Não está fácil. Tivemos onze siderúrgicas fechadas, uma das últimas foi a Ferdil que demitiu quase cem funcionários e nós entendemos que o mercado também não passa por uma boa fase. Os comerciantes de Divinópolis, pequenos, médios e grandes, entendem que esta fase é delicada e não podemos culpar somente os poderes Executivo, legislativo e judiciário. Nós sabemos que de um modo geral, aquela pequena marola que o Lula disse até hoje não foi embora.
Esperamos coisas melhores para Divinópolis, inclusive que aumente a arrecadação, mas para isso precisamos ter dinheiro circulando e sabemos que a cidade de Divinópolis não tem.

 

 

A maioria na Câmara hoje é situação, isso facilita o trabalho do Executivo?
Para mim, o trabalho na Câmara é inovador, mas que a gente está conseguindo êxito nas votações que o prefeito precisa. Estou ali para fazer este elo entre executivo e legislativo e mostrar para a população o que de fato o prefeito quer que aconteça com aqueles projetos, como foi o EM-056 que extingue o cargo de auxiliar de serviços gerais. Foi um projeto que tramitou desde novembro do ano passado e a todo o momento o prefeito quis mostrar para a população que extinguindo este cargo a prefeitura acabava com uma porta de entrada com o desvio de função de funcionários como jardineiro que nunca fez um jardim, coveiro que nunca enterrou um defunto. Essas nomenclaturas todas que estavam nestes auxiliares de serviços I e II e a partir de agora cada um, nos próximos concursos, terá nomenclatura própria. Nosso trabalho é levar ao conhecimento dos vereadores o intuito do Executivo e mostrar a população que as coisas têm que ser mais transparentes, evitando assim futuros problemas e desvio de função dentro do Executivo.

 

 

A população tem feito duras críticas ao governo Vladimir e usa muito o plenário da Câmara para isso. Como líder do Executivo, como está o seu trabalho entre prefeito e população?
A gente fica no meio e é a ligação entre população e Executivo. Eu ouço todas as manifestações, todas as reivindicações nos quatro cantos da cidade. Tento levar ao conhecimento do Executivo as demandas e levo também à população o que está sendo feito para melhorar a situação específica daqueles moradores.

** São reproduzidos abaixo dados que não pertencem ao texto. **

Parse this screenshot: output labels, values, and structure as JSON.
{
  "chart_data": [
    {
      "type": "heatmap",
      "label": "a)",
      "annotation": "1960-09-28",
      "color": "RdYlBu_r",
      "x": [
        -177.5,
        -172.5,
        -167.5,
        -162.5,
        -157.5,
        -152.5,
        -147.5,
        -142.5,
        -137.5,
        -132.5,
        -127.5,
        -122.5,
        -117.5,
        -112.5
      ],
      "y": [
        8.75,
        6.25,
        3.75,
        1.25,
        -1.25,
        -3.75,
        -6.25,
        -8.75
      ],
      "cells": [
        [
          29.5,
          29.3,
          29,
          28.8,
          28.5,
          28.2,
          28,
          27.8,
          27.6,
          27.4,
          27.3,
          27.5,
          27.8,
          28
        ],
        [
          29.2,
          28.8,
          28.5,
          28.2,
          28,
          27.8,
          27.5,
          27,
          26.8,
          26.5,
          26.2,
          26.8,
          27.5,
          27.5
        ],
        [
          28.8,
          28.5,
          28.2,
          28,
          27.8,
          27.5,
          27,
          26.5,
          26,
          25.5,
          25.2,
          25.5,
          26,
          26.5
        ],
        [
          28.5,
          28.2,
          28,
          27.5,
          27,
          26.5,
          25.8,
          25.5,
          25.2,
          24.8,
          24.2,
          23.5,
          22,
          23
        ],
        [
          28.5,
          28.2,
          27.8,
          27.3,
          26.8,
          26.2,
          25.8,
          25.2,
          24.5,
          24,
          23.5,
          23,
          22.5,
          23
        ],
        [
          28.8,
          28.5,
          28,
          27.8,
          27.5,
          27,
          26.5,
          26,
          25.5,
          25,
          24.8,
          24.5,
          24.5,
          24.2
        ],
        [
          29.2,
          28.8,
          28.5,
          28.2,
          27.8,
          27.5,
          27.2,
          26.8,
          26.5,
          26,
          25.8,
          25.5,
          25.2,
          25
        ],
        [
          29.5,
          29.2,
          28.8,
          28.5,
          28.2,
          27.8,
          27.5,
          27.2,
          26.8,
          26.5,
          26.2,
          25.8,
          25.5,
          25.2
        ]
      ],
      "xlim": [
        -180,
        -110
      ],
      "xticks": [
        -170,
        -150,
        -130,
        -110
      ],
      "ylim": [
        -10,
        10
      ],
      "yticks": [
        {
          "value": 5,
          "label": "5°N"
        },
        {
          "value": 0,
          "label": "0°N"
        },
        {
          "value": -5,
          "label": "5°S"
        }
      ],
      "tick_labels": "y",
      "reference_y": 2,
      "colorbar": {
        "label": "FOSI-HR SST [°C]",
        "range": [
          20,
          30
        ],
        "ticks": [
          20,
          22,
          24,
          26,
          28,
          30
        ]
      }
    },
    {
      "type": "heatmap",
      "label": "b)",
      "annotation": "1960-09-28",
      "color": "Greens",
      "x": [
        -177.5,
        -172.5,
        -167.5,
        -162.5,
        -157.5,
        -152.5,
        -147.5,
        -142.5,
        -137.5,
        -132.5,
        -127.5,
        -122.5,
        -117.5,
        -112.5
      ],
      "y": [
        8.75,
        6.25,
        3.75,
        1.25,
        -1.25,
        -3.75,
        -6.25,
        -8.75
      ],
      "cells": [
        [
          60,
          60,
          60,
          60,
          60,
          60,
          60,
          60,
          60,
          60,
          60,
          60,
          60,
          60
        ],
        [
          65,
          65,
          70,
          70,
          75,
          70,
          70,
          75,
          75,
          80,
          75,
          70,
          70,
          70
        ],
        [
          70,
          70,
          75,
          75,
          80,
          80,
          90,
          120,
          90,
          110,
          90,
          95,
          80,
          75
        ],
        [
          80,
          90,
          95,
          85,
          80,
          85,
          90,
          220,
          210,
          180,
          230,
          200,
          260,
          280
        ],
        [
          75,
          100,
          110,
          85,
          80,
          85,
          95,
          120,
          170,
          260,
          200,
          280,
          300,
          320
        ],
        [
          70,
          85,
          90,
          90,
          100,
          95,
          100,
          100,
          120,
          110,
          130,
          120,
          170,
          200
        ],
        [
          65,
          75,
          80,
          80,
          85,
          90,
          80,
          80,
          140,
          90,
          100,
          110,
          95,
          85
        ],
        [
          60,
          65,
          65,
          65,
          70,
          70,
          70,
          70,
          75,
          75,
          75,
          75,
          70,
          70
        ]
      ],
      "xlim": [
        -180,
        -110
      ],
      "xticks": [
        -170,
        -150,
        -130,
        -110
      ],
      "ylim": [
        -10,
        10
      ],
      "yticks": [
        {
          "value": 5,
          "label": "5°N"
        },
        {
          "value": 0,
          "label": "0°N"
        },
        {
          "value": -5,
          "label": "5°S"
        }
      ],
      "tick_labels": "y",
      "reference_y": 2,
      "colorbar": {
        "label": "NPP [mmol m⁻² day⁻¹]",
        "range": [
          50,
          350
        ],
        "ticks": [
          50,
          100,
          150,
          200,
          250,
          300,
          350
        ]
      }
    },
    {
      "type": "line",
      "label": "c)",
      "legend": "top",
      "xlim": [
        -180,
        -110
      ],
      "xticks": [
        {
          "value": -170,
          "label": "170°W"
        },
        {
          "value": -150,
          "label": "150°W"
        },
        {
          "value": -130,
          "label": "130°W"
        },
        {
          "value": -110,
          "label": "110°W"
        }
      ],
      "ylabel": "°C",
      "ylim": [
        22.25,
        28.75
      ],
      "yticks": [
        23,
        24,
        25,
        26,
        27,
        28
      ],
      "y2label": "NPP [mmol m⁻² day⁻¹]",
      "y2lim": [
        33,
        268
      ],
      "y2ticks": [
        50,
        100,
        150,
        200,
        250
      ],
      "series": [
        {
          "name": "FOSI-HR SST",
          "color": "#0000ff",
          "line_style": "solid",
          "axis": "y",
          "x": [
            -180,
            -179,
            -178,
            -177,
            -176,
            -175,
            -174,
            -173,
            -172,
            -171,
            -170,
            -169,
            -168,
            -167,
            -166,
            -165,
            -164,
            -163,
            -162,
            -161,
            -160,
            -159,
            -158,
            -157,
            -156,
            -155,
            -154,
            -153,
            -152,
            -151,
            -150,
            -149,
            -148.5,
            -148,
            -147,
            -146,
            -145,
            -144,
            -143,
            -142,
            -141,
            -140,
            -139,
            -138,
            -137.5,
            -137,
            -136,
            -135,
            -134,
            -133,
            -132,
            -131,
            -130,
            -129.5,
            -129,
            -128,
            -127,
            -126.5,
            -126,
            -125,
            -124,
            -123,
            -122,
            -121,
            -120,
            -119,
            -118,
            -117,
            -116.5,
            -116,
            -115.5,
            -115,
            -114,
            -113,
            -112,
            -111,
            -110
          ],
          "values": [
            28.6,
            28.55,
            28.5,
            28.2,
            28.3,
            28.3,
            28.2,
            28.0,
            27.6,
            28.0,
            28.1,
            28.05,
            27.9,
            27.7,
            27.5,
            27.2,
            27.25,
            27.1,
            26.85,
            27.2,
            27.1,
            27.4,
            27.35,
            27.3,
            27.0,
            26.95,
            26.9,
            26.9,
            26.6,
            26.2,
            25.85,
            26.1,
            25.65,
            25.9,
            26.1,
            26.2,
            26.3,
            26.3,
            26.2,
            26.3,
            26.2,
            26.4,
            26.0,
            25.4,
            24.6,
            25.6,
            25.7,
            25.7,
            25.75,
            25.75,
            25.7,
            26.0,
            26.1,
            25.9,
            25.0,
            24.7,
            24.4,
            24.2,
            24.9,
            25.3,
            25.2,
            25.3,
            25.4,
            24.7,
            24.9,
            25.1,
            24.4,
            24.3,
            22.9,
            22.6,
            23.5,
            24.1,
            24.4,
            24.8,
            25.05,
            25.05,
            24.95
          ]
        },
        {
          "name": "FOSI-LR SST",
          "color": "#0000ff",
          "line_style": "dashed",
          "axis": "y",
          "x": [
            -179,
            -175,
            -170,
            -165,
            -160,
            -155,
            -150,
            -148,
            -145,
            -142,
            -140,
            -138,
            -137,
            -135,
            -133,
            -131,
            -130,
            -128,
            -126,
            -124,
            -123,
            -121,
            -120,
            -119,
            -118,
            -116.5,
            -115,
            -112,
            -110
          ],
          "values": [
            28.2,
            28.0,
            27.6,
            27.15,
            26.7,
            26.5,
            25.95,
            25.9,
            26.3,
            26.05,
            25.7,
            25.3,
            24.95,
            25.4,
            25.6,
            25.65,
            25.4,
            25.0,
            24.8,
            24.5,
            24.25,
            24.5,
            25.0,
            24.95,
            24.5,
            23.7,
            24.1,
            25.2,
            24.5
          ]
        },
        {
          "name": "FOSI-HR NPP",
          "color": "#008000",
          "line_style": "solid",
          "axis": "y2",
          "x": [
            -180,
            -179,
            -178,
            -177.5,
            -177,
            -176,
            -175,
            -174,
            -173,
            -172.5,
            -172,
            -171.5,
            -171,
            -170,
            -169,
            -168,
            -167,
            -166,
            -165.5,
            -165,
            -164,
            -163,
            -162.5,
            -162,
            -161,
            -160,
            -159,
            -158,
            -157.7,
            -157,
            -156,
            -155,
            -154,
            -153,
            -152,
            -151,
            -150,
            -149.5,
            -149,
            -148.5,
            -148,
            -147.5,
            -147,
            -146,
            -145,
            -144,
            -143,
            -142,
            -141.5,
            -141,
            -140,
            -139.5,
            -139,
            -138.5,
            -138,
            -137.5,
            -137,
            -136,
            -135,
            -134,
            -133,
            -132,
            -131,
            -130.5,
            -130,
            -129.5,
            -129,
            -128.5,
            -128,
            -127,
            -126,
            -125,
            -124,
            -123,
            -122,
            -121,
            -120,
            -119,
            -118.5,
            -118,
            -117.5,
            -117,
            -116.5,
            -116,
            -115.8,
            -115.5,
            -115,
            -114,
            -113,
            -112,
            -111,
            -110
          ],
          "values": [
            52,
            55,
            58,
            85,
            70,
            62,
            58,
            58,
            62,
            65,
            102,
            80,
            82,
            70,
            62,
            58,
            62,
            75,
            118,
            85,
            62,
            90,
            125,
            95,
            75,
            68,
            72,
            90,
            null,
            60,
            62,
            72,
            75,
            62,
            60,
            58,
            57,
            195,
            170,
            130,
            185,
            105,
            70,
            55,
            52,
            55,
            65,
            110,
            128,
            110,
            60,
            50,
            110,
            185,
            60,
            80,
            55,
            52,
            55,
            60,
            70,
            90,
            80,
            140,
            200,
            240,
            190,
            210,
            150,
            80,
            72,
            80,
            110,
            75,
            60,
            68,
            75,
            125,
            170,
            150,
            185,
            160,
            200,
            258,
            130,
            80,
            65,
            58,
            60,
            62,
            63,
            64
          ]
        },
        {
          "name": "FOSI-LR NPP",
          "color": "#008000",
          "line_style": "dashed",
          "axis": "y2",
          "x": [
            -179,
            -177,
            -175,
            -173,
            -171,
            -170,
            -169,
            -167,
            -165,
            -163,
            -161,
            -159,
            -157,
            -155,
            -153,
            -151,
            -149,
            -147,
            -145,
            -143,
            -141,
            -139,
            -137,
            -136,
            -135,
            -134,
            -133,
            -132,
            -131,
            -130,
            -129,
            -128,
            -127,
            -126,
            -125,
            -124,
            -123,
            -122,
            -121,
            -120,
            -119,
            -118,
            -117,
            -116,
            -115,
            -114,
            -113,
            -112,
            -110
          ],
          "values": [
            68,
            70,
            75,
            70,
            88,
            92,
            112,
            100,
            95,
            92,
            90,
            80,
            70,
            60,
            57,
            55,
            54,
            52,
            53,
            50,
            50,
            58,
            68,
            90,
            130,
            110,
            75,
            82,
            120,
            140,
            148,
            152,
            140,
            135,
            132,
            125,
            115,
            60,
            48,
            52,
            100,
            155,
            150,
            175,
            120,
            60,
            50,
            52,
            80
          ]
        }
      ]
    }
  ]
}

Por exemplo, o Pro-Transporte foi a maior conquista do governo Vladimir. O projeto estava parado desde 2010 e em 2013, quando assumi como vereador, vi a necessidade de resolver este problema. Acompanhamos todos os processos licitatórios desde fevereiro de 2013 até o último em dezembro do ano passado para ver o que realmente acontecia. Estes são problemas que vieram de administrações anteriores, todos os loteamentos que foram aprovados no passado não tinham infraestrutura. Agora todas as aprovações têm que ter infraestrutura. Existem dois bairros novos que estão quase prontos para começar a construção, mas faltam algumas coisas como o Novo Bairro entre o Campina Verde e o Tietê que está com água, luz e pavimentação, mas falta ligar a rede de esgoto porque tem a captação, mas não tem onde jogar. Enquanto eles não se adequarem a isso, não estão liberadas as construções. Ali futuramente nós não vamos ter problemas de infraestrutura. Hoje temos a preocupação de dar condições dignas para as famílias ocupar estes bairros futuramente.

 


“Sabemos que a cidade hoje passa por uma situação delicada. Até mesmo na questão de infraestrutura temos poucos recursos para fazer investimentos.”

 

“Nós sabemos que, de um modo geral, aquela pequena marola que o Lula disse até hoje não foi embora.”

 

“Eu fico feliz pelo tamanho do crescimento de Divinópolis e tenho a preocupação maior ainda com os próximos anos que Divinópolis tem pela frente.”